Two-thirds of people did not change their passwords following the notice of a data breach, according to new research from Carnegie Mellon University.
Of the participants who did change their password on a breached domain, most changed them to weaker or equally strong passwords, with only 13% changing their password within three months.
Participants averaged 30 passwords similar to their password on the breached domain. Still, on average, they changed only four of these passwords within a month after changing their password from the breached domain.
“Overall, our findings suggest that password breach notifications are failing dramatically,” the researchers concluded. Most users do not take any action, and those who do are not taking “constructive action.”
Researchers concluded that breached companies need to do more to encourage password changes, even advocating for more regulatory requirements.
“Regulators should also require that companies force password resets after a breach and provide actionable instructions on how to create “strong” passwords,” the paper stated.
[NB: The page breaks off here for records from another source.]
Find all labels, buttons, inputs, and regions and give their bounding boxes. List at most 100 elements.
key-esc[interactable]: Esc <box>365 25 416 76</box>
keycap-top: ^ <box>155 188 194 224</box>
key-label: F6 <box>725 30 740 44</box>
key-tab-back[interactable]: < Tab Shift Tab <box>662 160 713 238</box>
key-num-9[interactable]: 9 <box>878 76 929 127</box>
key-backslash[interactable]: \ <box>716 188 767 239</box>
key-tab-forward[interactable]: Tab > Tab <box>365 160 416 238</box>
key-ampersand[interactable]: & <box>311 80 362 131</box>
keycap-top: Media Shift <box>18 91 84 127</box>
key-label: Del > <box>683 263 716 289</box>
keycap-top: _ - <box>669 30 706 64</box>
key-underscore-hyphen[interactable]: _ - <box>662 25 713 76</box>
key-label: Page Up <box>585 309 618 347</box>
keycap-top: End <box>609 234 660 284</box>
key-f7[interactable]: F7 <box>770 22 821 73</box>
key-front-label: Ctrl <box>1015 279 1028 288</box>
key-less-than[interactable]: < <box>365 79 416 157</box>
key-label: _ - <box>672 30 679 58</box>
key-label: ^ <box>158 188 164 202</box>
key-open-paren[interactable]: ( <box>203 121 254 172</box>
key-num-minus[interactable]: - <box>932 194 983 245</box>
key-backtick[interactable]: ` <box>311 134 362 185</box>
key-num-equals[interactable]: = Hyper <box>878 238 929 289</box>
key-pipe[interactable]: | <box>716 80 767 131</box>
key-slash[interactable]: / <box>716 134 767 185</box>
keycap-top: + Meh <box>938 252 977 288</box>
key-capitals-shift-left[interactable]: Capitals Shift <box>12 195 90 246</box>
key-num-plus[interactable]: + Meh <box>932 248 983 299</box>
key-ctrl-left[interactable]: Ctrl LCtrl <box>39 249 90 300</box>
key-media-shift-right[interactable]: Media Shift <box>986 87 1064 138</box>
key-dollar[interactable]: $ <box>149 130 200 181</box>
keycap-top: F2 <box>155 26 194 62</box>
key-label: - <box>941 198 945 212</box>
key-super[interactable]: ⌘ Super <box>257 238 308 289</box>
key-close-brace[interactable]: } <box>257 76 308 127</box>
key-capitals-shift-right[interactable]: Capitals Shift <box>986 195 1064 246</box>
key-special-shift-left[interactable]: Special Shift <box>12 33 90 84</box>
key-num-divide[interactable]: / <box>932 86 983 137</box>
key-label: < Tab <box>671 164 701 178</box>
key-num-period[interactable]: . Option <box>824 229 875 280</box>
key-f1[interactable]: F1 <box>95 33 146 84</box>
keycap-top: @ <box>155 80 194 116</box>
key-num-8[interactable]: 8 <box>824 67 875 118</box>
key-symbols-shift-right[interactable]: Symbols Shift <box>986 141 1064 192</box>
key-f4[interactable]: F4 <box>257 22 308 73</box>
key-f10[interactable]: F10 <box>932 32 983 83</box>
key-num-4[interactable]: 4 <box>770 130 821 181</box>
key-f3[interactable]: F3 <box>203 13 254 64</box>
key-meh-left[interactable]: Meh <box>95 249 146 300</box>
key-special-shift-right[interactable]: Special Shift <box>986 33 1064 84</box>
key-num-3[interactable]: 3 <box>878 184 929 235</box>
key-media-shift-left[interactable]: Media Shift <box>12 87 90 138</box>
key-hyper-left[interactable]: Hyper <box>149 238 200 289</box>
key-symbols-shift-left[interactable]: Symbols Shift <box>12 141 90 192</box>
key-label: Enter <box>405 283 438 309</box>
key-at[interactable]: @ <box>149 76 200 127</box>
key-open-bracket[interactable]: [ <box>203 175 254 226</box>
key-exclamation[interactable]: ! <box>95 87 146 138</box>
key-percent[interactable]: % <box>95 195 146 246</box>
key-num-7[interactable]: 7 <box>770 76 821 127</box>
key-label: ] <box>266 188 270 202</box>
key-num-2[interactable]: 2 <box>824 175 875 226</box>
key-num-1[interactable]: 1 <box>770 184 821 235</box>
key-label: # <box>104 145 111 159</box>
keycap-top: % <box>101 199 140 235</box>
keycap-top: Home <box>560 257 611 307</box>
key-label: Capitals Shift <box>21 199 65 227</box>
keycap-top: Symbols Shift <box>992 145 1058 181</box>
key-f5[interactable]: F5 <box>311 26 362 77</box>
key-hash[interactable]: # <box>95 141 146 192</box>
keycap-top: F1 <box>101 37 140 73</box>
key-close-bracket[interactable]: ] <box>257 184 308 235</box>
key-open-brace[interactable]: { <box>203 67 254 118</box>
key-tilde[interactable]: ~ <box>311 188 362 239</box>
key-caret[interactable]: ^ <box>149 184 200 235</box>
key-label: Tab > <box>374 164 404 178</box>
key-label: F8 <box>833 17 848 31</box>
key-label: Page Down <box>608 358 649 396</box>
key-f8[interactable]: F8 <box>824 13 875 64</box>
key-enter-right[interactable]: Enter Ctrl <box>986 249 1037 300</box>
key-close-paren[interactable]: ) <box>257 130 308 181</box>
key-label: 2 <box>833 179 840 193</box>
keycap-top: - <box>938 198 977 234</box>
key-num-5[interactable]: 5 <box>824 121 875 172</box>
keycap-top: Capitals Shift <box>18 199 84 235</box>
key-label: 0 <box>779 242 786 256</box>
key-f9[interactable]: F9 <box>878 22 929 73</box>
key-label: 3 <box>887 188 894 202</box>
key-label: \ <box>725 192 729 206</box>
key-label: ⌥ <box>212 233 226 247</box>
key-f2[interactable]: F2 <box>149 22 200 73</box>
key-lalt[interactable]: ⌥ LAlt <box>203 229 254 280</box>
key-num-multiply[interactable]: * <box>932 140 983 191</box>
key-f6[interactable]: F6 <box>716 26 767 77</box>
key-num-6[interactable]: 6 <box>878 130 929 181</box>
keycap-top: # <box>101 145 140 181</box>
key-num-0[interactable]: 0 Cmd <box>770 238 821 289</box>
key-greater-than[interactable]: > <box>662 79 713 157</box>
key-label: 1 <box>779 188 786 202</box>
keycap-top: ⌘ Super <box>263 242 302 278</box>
If breached passwords overlap with other accounts, they expose individuals to credential stuffing cyber attacks. Statistics show that roughly 1 in 100 breached credentials will result in a successful login.
Password managers, including those built into internet browsers, help, but more active actions could be taken, according to the study.
The researchers followed the security practices of 249 individuals, focusing on nine data breaches, to determine how consumers tend to respond to news of a compromised account. One of the breaches studied was the massive Yahoo hack of three billion accounts.